Anatomic Pathology: Breast Pathology

• Oncotype DX and MammaPrint are prognostic and predictive tests for invasive breast carcinoma. These tests provide risk assessment of distant recurrence that is independent of the classic clinicopathologic parameters used to evaluate breast cancer (size, lymph node status, and grade); however, the classic clinicopathologic parameters still contain prognostic information.

• Oncotype DX is based on a 21-gene signature (16 cancer-related genes and 5 reference/controls). It is a quantitative reverse transcriptase polymerase chain reaction–based test performed on formalin-fixed paraffin-embedded tissue. It typically is performed on node-negative, estrogen receptor–positive invasive carcinoma. A recurrence score is generated that predicts the risk for distant relapse in 10 years for patients on tamoxifen therapy. The recurrence score may range from 0 to 100. A low recurrence score (<18) is associated with an estimated 7% risk of distant relapse in 10 years. An intermediate recurrence score (18 to 31) is associated with an average 14% risk of distant relapse in 10 years. A high recurrence score (≥31) is associated with a 30% risk of distant relapse rate in 10 years.
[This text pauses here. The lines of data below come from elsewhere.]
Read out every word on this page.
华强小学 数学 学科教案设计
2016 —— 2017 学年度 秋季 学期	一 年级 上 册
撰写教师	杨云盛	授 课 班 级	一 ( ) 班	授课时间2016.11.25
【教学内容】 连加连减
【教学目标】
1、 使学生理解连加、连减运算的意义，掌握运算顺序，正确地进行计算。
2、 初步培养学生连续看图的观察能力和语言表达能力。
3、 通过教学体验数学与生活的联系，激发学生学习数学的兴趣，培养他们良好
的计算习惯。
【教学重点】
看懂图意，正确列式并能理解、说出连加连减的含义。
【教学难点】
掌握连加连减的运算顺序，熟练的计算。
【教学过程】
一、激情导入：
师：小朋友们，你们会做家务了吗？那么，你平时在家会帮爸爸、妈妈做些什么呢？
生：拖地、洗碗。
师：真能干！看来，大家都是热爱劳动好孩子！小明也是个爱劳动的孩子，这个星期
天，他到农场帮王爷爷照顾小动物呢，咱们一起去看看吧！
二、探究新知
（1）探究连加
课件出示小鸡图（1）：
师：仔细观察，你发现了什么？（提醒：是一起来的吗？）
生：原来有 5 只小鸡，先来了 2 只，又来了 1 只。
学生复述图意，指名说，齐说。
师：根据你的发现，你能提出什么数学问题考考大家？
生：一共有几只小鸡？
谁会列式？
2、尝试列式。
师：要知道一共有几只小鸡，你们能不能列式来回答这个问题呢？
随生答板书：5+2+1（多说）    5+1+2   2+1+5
• MammaPrint is based on a 70-gene signature providing a dichotomous output: high risk and low risk. The high-risk category is associated with a 22% risk of distant metastasis in 5 years (30% in 10 years), and the low-risk category is associated with a 7% risk of distant metastasis in 5 years (10% in 10 years). MammaPrint was originally approved by the U.S. Food and Drug Administration as a test on frozen tissue only, but it has become available more recently on formalin-fixed paraffin-embedded tissue. MammaPrint is offered on node-negative invasive tumors less than 5 cm that are either estrogen receptor positive or negative; however, it has limited discriminatory capacity in estrogen receptor–negative cancers because greater than 95% of estrogen receptor–negative cases are classified as high risk.

• Both Oncotype DX and MammaPrint are predictive tests. The test results suggest that the high-risk group benefits from chemotherapy and that the low-risk group does not (if they are both treated with adjuvant tamoxifen). This suggestion is in keeping with the observation that the high-risk group is highly proliferating, and it is this group that benefits from chemotherapy.
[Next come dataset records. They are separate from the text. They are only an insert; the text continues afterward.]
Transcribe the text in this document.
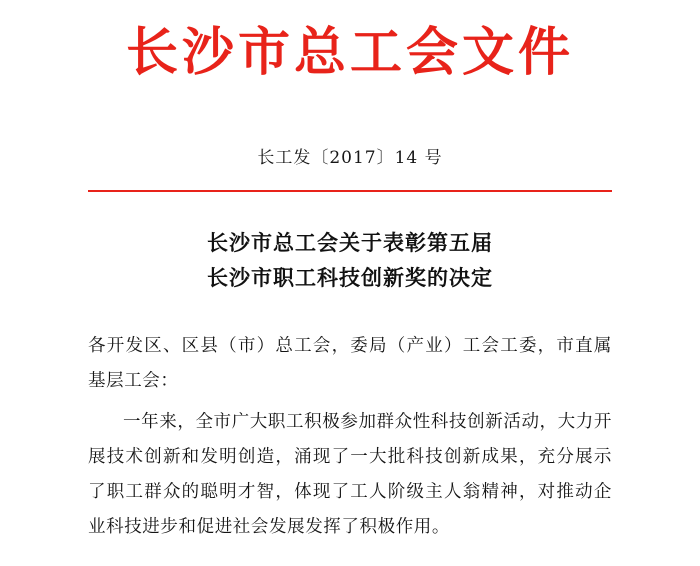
长沙市总工会文件
长工发〔2017〕14 号
长沙市总工会关于表彰第五届
长沙市职工科技创新奖的决定

各开发区、区县（市）总工会，委局（产业）工会工委，市直属基层工会：

一年来，全市广大职工积极参加群众性科技创新活动，大力开展技术创新和发明创造，涌现了一大批科技创新成果，充分展示了职工群众的聪明才智，体现了工人阶级主人翁精神，对推动企业科技进步和促进社会发展发挥了积极作用。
• In the case of Oncotype DX, an ongoing trial (TAILORx) is evaluating the role of chemotherapy in the intermediate-risk group. For MammaPrint, the MINDACT trial is comparing the outcome of patients treated with or without chemotherapy in cases of discordance of risk categorization between MammaPrint and traditional clinicopathologic criteria.
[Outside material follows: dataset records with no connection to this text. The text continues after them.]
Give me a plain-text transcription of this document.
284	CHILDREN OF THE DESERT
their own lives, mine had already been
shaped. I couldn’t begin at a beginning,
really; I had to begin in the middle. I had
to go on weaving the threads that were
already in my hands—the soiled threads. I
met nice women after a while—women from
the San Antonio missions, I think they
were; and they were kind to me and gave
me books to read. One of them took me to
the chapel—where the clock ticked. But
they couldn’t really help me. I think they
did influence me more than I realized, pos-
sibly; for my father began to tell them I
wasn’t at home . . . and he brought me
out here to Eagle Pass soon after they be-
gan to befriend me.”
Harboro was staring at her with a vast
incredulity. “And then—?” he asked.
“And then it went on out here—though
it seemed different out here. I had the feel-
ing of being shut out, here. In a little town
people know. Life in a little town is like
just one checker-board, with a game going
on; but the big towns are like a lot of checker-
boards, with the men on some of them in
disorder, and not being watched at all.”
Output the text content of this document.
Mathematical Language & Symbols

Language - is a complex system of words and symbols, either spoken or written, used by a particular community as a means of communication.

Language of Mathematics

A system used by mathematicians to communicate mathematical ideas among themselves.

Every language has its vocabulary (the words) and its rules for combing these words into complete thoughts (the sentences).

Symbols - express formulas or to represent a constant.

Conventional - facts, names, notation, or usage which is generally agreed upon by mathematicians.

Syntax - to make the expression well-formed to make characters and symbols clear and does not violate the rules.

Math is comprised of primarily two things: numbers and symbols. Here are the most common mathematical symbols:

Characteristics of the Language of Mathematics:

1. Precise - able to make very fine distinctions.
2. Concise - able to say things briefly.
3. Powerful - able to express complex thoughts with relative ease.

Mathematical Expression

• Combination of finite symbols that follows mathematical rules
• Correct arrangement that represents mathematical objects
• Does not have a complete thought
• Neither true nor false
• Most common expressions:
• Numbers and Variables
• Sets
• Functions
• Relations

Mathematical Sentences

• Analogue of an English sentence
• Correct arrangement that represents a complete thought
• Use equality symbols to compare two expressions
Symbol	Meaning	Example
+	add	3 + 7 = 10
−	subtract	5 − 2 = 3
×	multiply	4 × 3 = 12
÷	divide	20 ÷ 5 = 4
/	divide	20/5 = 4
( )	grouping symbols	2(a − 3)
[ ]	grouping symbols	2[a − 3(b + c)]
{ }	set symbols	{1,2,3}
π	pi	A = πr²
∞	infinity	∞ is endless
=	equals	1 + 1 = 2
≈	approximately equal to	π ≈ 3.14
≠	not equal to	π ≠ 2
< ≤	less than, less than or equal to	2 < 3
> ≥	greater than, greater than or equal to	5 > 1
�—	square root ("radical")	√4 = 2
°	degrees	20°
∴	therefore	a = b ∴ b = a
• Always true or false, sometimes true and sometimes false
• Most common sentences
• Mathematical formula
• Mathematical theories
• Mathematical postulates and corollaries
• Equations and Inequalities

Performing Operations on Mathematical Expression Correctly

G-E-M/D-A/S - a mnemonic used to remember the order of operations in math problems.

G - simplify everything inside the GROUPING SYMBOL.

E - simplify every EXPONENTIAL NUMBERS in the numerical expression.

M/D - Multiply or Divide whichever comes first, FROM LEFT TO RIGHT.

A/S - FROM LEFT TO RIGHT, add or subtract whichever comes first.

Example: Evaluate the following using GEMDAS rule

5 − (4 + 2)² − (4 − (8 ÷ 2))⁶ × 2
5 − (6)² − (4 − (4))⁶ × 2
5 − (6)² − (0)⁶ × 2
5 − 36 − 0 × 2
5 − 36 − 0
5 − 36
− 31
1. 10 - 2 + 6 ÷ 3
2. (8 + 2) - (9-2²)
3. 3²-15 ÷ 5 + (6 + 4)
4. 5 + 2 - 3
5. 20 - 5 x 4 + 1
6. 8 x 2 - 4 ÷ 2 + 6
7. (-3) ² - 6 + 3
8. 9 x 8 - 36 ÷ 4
• Oncotype DX has been primarily applied to lymph node–negative cancers, but it is also prognostic in lymph node–positive disease. However, in disease with greater than three positive lymph nodes, the low-risk category absolute risk of distant recurrence is too high to avoid chemotherapy. Oncotype DX has limited utility in chemotherapy predictiveness in this setting (it has been suggested that Oncotype DX and MammaPrint have utility in predictive testing for chemotherapy in cancers with one to three positive lymph nodes).

• Some data suggest that the prognostic information offered by these tests may be limited if one integrates clinicopathologic parameters with immunohistochemistry-based determination of estrogen receptor, progesterone receptor, Ki-67, and HER2.

Paik S, Shak S, Tang G, et al: A multigene assay to predict recurrence of tamoxifen-treated, node-negative breast cancer. N Engl J Med 2004;351(27):2817-2826.

Reis-Filho JS, Pusztai L: Gene expression profiling in breast cancer: classification, prognostication, and prediction. Lancet 2011;378(9805):1812-1823.

van’t Veer LJ, Dai H, van de Vijver MJ, et al: Gene expression profiling predicts clinical outcome of breast cancer. Nature 2002;415(6871):530-536.